Throwing away the stock regulator-rectifier circuit and the points ignition wires elimates a ton of wires.
 
For the main power wire from the key switch to the headlight toggle I use the thinwall 28 amp wire available from BRITISH WIRING here in the states. It is only slightly bigger than our 18 gauge yet carries 28 amps...more than enough capacity. Same with the red ground wire. For all the others I use the normal 18 gauge wire from the same source and it carries 8.75 amps
With no turn signals:
**I have one brown-blue wire from the key switch to the toggle
**one white wire to the ignition
**one brown-green wire from the headlight to the tail light. It makes a "T" in the battery area and the extra leg goes to the brake switch
**one red wire from the headlight to the battery are where it grounds to a bolt in the frame. All other grounds gather at this point. Then a single red wire goes from this point to the battery.

So the bulk of the wires is narrowed down to 4 wires going from the headlight area to the battery area. The headlight toggle switch distributes the 12V to the switches. The ignition wire (white) is separate from the main harness and dead ends under the tank where it plugs into the boyer. Grounding in that area (boyer, coils, cylinder head) is gathered at the frame coil and tank bracket. Then one red wire is spliced into the main harness ground.

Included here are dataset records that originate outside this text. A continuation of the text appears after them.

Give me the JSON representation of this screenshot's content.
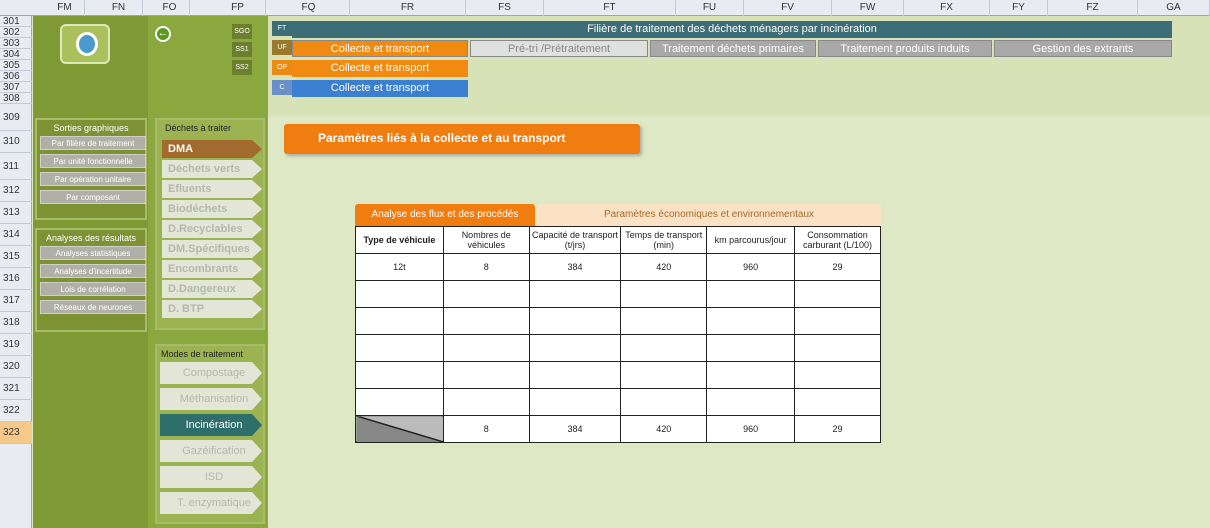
{
  "columns": [
    "FM",
    "FN",
    "FO",
    "FP",
    "FQ",
    "FR",
    "FS",
    "FT",
    "FU",
    "FV",
    "FW",
    "FX",
    "FY",
    "FZ",
    "GA"
  ],
  "rows": [
    "301",
    "302",
    "303",
    "304",
    "305",
    "306",
    "307",
    "308",
    "309",
    "310",
    "311",
    "312",
    "313",
    "314",
    "315",
    "316",
    "317",
    "318",
    "319",
    "320",
    "321",
    "322",
    "323"
  ],
  "tags": {
    "sgo": "SGO",
    "ss1": "SS1",
    "ss2": "SS2",
    "ft": "FT",
    "uf": "UF",
    "op": "OP",
    "c": "C"
  },
  "header": {
    "title": "Filière de traitement des déchets ménagers par incinération",
    "uf_tabs": [
      "Collecte et transport",
      "Pré-tri /Prétraitement",
      "Traitement déchets primaires",
      "Traitement produits induits",
      "Gestion des extrants"
    ],
    "op_label": "Collecte et transport",
    "c_label": "Collecte et transport"
  },
  "sorties": {
    "title": "Sorties graphiques",
    "items": [
      "Par filière de traitement",
      "Par unité fonctionnelle",
      "Par opération unitaire",
      "Par composant"
    ]
  },
  "analyses": {
    "title": "Analyses des résultats",
    "items": [
      "Analyses statistiques",
      "Analyses d'incertitude",
      "Lois de corrélation",
      "Réseaux de neurones"
    ]
  },
  "dechets": {
    "title": "Déchets à traiter",
    "items": [
      "DMA",
      "Déchets verts",
      "Efluents",
      "Biodéchets",
      "D.Recyclables",
      "DM.Spécifiques",
      "Encombrants",
      "D.Dangereux",
      "D. BTP"
    ],
    "active": 0
  },
  "modes": {
    "title": "Modes de traitement",
    "items": [
      "Compostage",
      "Méthanisation",
      "Incinération",
      "Gazéification",
      "ISD",
      "T. enzymatique"
    ],
    "active": 2
  },
  "section_title": "Paramètres liés à la collecte et au transport",
  "tabs": [
    "Analyse des flux et des procédés",
    "Paramètres économiques et environnementaux"
  ],
  "table": {
    "headers": [
      "Type de véhicule",
      "Nombres de véhicules",
      "Capacité de transport (t/jrs)",
      "Temps de transport (min)",
      "km parcourus/jour",
      "Consommation carburant (L/100)"
    ],
    "row1": [
      "12t",
      "8",
      "384",
      "420",
      "960",
      "29"
    ],
    "totals": [
      "8",
      "384",
      "420",
      "960",
      "29"
    ]
  }
}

I did an autopsy of a stock beaten up original wiring harness. I counted 19 red ground wires! And maybe 12 brown-blue wires if my memory is correct.
Throwing away the stock regulator-rectifier circuit and the points ignition wires elimates a ton of wires.
Agreed, if you do it yourself you get rid of quite a lot of wiring and more importantly a lot of connectors too.
 
I do wonder how much money Norton 'saved' by using a single loom with all the Police siren wiring included on all their builds?
Unless I'm doing a 'correct' build, I replace all the connectors with Jap style bullets. The original connectors buried into chunky black junction blocks have been at the root of most of my electrical gremlins over the years - you have to yank on the wire to disconnect - if it does, and there's no strain relief when installed, so there's a fatigue point just where you can't see it.
 
I do wonder how much money Norton 'saved' by using a single loom with all the Police siren wiring included on all their builds?
Their chosen route was to build the Interplods down the standard production line and then to convert them in a separate department as each Police region/dept wanted different features. I don't think they wanted to go the same route as the Longbridge Show dept and put a guy from the Show dept in the body as it dropped on the assembly line and then get him to tell every operator to either fit or leave off the parts he normally fitted, so having a common harness reduced the stripdown required in the conversion. Whether it made £ sense really depended on how many Interplods were made.
 
if it's not too late to add to the conversation, on my 74 Mk2, i installed a lucas servive replacement harness. for the most part, plug and play, i did a slight mod for the tri-spark, but other than that, no issues.

Wiring loom


side note - i used this contact grease on all bullet connections. about 4 years now, not one harness related electrical issue.